Why doesn't my Fermat's primality test method work?

Question

I'm trying to implement a method which checks any integer and returns true if it's prime using Fermat's primality test.

I divided the problem depending on whether the input is less than 40 or not. If the input is less than 40 then I apply the test for every integer up until n-1. Else, if the integer is greater than 40 then the test is applied for every integer up until 40. However, it fails for some primes.

public static boolean isPrime (double n){
    int counter=0;
    boolean isPrime=false;
    if(n<40) {
        for (int a = 2; a < n - 1; a++) {
            if (Math.pow(a, n - 1) % n == 1) counter++;
        }

        if (counter == n - 3) isPrime = true;
    }
        else {

        for (int a = 2; a <= 40; a++) {
            if (Math.pow(a, n - 1) % n == 1) counter++;

        }
        if (counter == 39) isPrime = true;
    }
    return isPrime;
}

Is it a logical issue or something else?

Answer 1

Math.pow works on doubles and the result is only approximate.
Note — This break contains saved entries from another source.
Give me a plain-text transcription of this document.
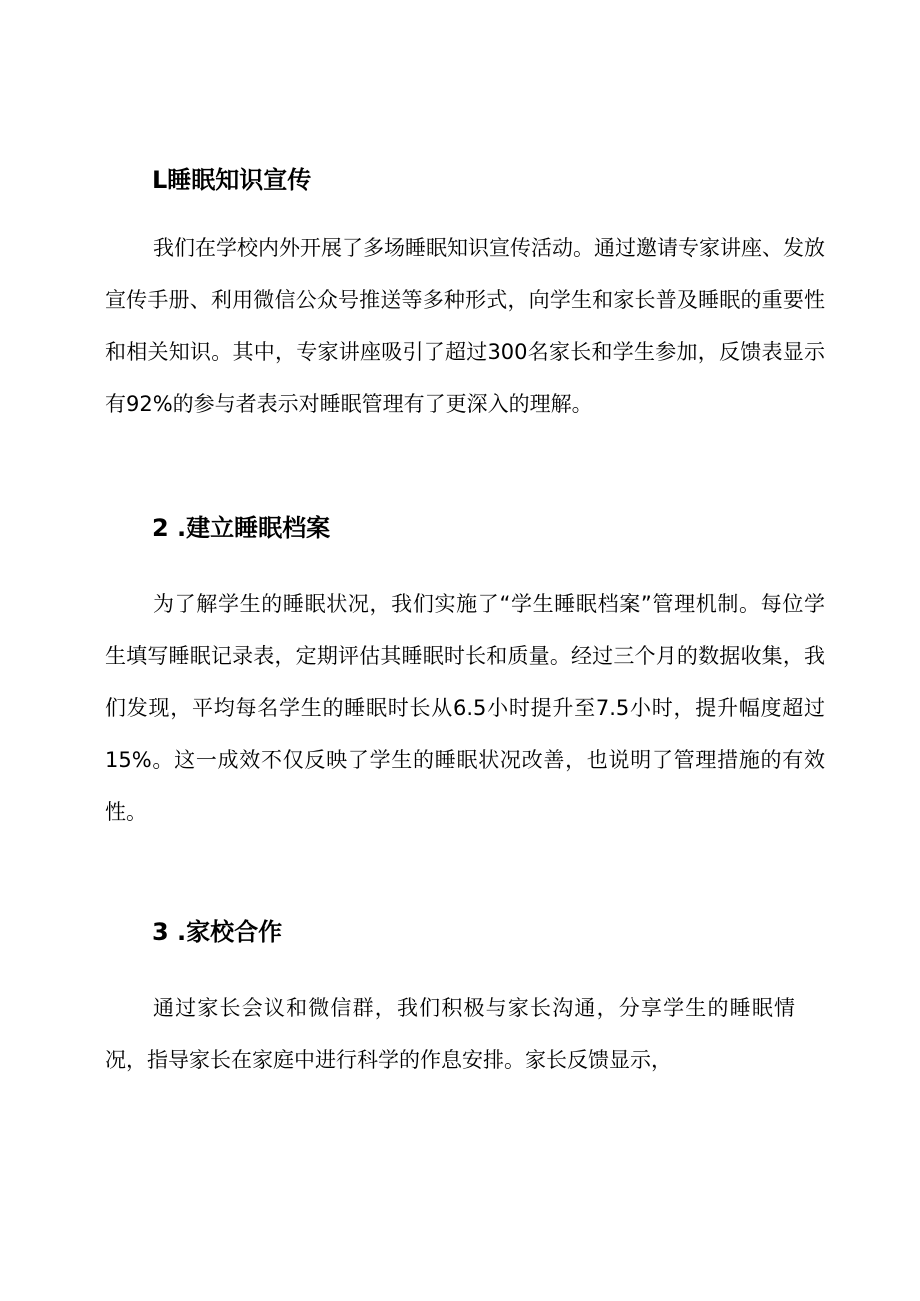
L睡眠知识宣传

我们在学校内外开展了多场睡眠知识宣传活动。通过邀请专家讲座、发放宣传手册、利用微信公众号推送等多种形式，向学生和家长普及睡眠的重要性和相关知识。其中，专家讲座吸引了超过300名家长和学生参加，反馈表显示有92%的参与者表示对睡眠管理有了更深入的理解。

2 .建立睡眠档案

为了解学生的睡眠状况，我们实施了“学生睡眠档案”管理机制。每位学生填写睡眠记录表，定期评估其睡眠时长和质量。经过三个月的数据收集，我们发现，平均每名学生的睡眠时长从6.5小时提升至7.5小时，提升幅度超过15%。这一成效不仅反映了学生的睡眠状况改善，也说明了管理措施的有效性。

3 .家校合作

通过家长会议和微信群，我们积极与家长沟通，分享学生的睡眠情况，指导家长在家庭中进行科学的作息安排。家长反馈显示，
Modulo on the other hand works on ints which have a range up to a little over 2 billion, is your pow producing some numbers larger than that by any chance? (17^18 seems to be a sure bet for 19...)

So how to fix this: you can implement your own pow(a,b,n) (power modulo n) using multiplication and modulo on integers. That should work correctly. Make a function to raise a to power b using a series of multiplications, apply %n to the intermediate result after each step...